Arbor Low

November 1997 – Epiphany

My 24th birthday is looming and G/F and I have been together 6 months. We decide to go away for our first holiday together. The Peak District sounds nice and it’s close and cheap, as well as accessible by bus and train. My Dad lends me a map, a great big double-sided thing at 1/25000.

The cottage in Youlgreave has another huge wall-mounted Ordnance Survey map in it. I love maps and I’m soon scanning it to see what’s around and about. We squelched our way to Robin Hood’s Stride the day before, in rain and mud, noticing but not paying much attention to some “standing stones” across the field from us. Today looks like a better day, and there’s this thing, in antiquity type-face: Arbor Low Henge. Like Stonehenge? Sounds impressive. I wonder what it is? It’s not that far away, 3 miles or so.

The walk along quiet country lanes through Middleton gives way to a busier road, where quarry lorries speed by and there’s no verges. At length we get to a farm turning, with a box to put some money. What are we paying to see? We head across fields towards an undulating bank, which reminds me of hillfort ramparts I’ve seen back in Herefordshire.

But inside, it’s something else entirely. A ring of large stones, lying flat like a giant clockface. This first trip, in failing November light, I don’t really notice the wide views, nor do I notice the big mound of Gib Hill close by. I’m too overwhelmed by the stones to notice much else. I ask G/F what’s it for, what’s it all about? She doesn’t have an answer. I don’t understand at this point that those questions don’t have answers. Or they have too many answers.
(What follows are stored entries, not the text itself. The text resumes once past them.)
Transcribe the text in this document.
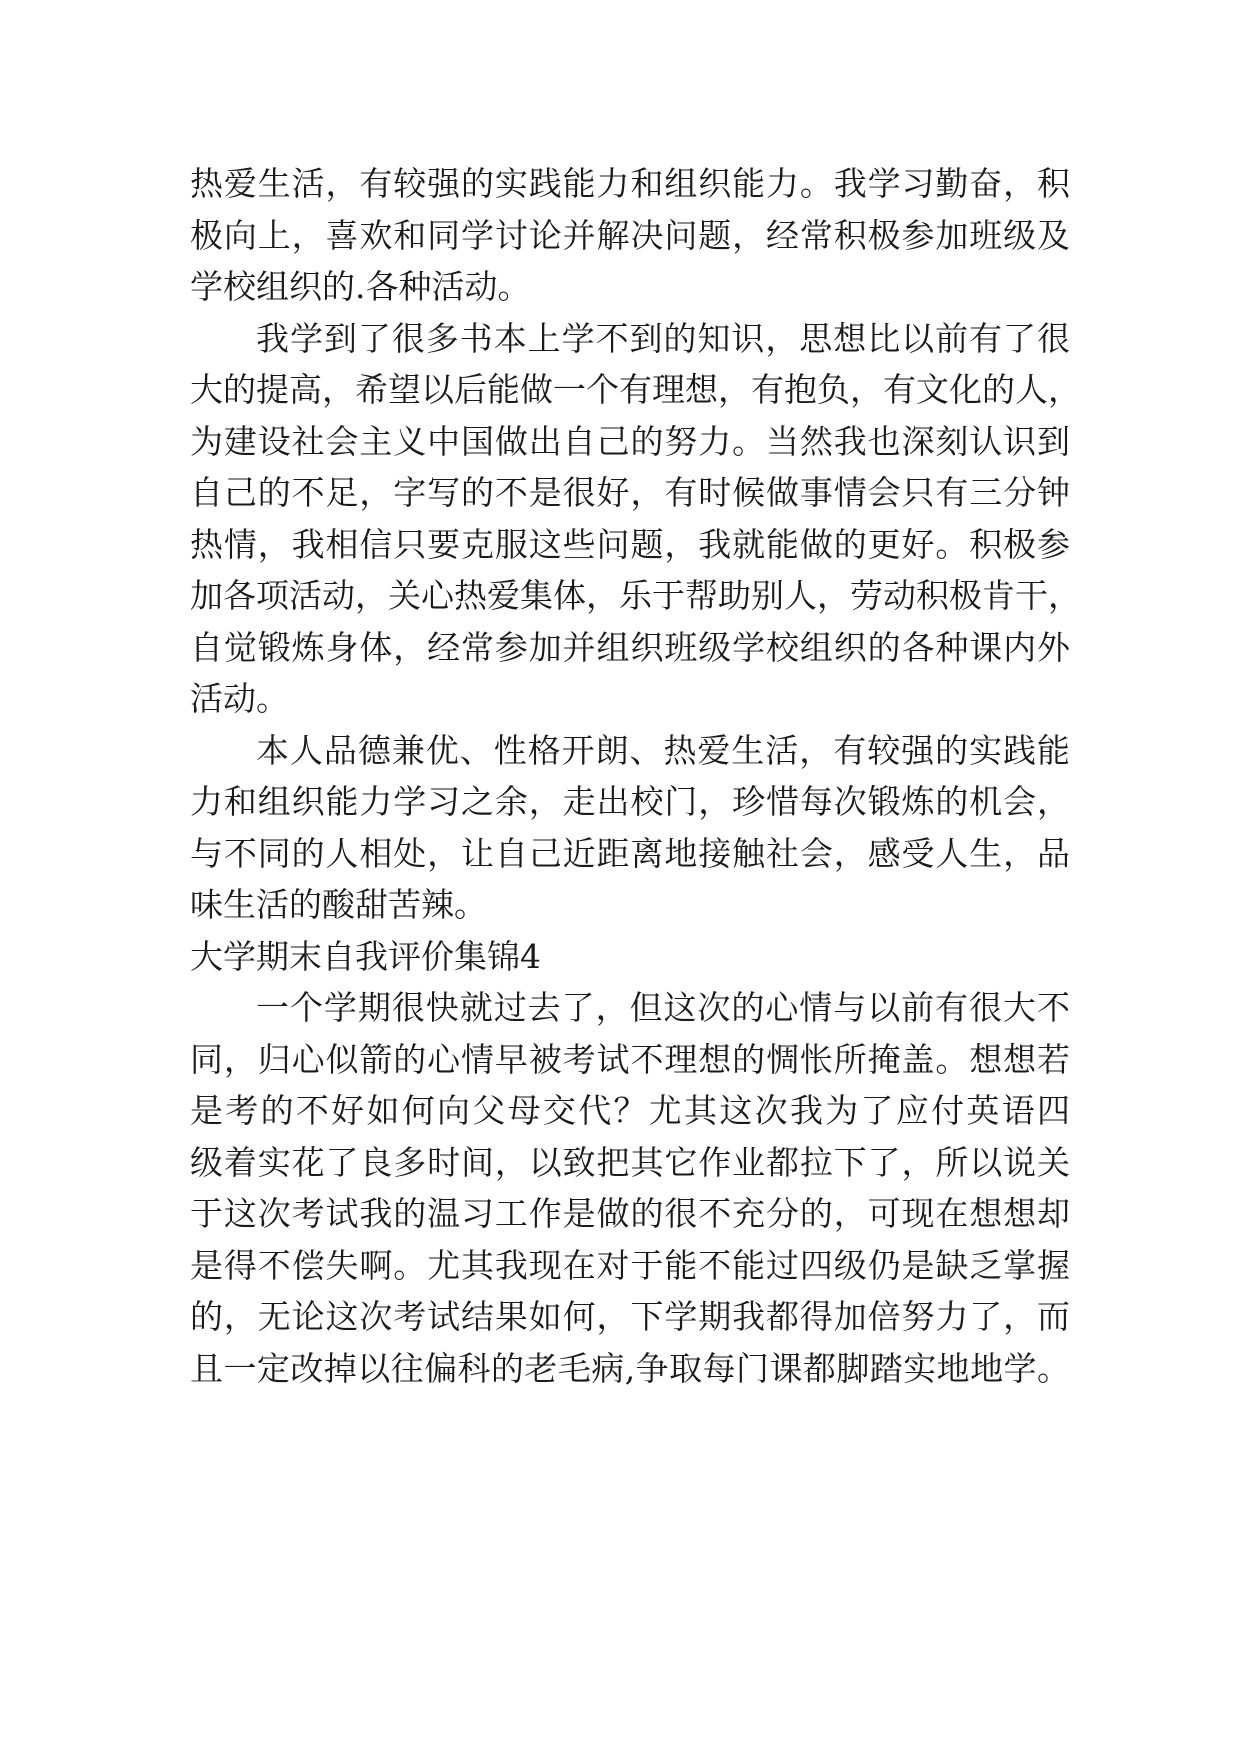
热爱生活，有较强的实践能力和组织能力。我学习勤奋，积
极向上，喜欢和同学讨论并解决问题，经常积极参加班级及
学校组织的.各种活动。
我学到了很多书本上学不到的知识，思想比以前有了很
大的提高，希望以后能做一个有理想，有抱负，有文化的人，
为建设社会主义中国做出自己的努力。当然我也深刻认识到
自己的不足，字写的不是很好，有时候做事情会只有三分钟
热情，我相信只要克服这些问题，我就能做的更好。积极参
加各项活动，关心热爱集体，乐于帮助别人，劳动积极肯干，
自觉锻炼身体，经常参加并组织班级学校组织的各种课内外
活动。
本人品德兼优、性格开朗、热爱生活，有较强的实践能
力和组织能力学习之余，走出校门，珍惜每次锻炼的机会，
与不同的人相处，让自己近距离地接触社会，感受人生，品
味生活的酸甜苦辣。
大学期末自我评价集锦4
一个学期很快就过去了，但这次的心情与以前有很大不
同，归心似箭的心情早被考试不理想的惆怅所掩盖。想想若
是考的不好如何向父母交代？尤其这次我为了应付英语四
级着实花了良多时间，以致把其它作业都拉下了，所以说关
于这次考试我的温习工作是做的很不充分的，可现在想想却
是得不偿失啊。尤其我现在对于能不能过四级仍是缺乏掌握
的，无论这次考试结果如何，下学期我都得加倍努力了，而
且一定改掉以往偏科的老毛病,争取每门课都脚踏实地地学。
After a while we return to the road, the truck-dodging even less pleasant as the short day comes to its end. I don’t realise quite what’s happened today.

Before we leave we revisit the marvellous bookshop in Bakewell, which yields a softback book that catches my eye: A Guide To The Stone Circles Of Britain, Ireland & Brittany by Aubrey Burl. It will be another year before I really wake up to the seed that’s been planted here, in a muddy Derbyshire field. When we return the following November for another birthday, G/F has lugged my birthday present here on the train, hidden in our luggage. It’s a huge hardback book, a piece of art resplendent in orange and blue. It smells wonderful and it’s full of promise and potential.

The journey that has occupied the best part of two decades, taking me to the hills, to west Cornwall, Wiltshire, Scotland and especially to Wales began that day. It’s brought me here, to this website and the wonderful people that contribute to it. It’s eaten my time and my money, but has returned something so much more precious. I don’t think it will stop now, until I do.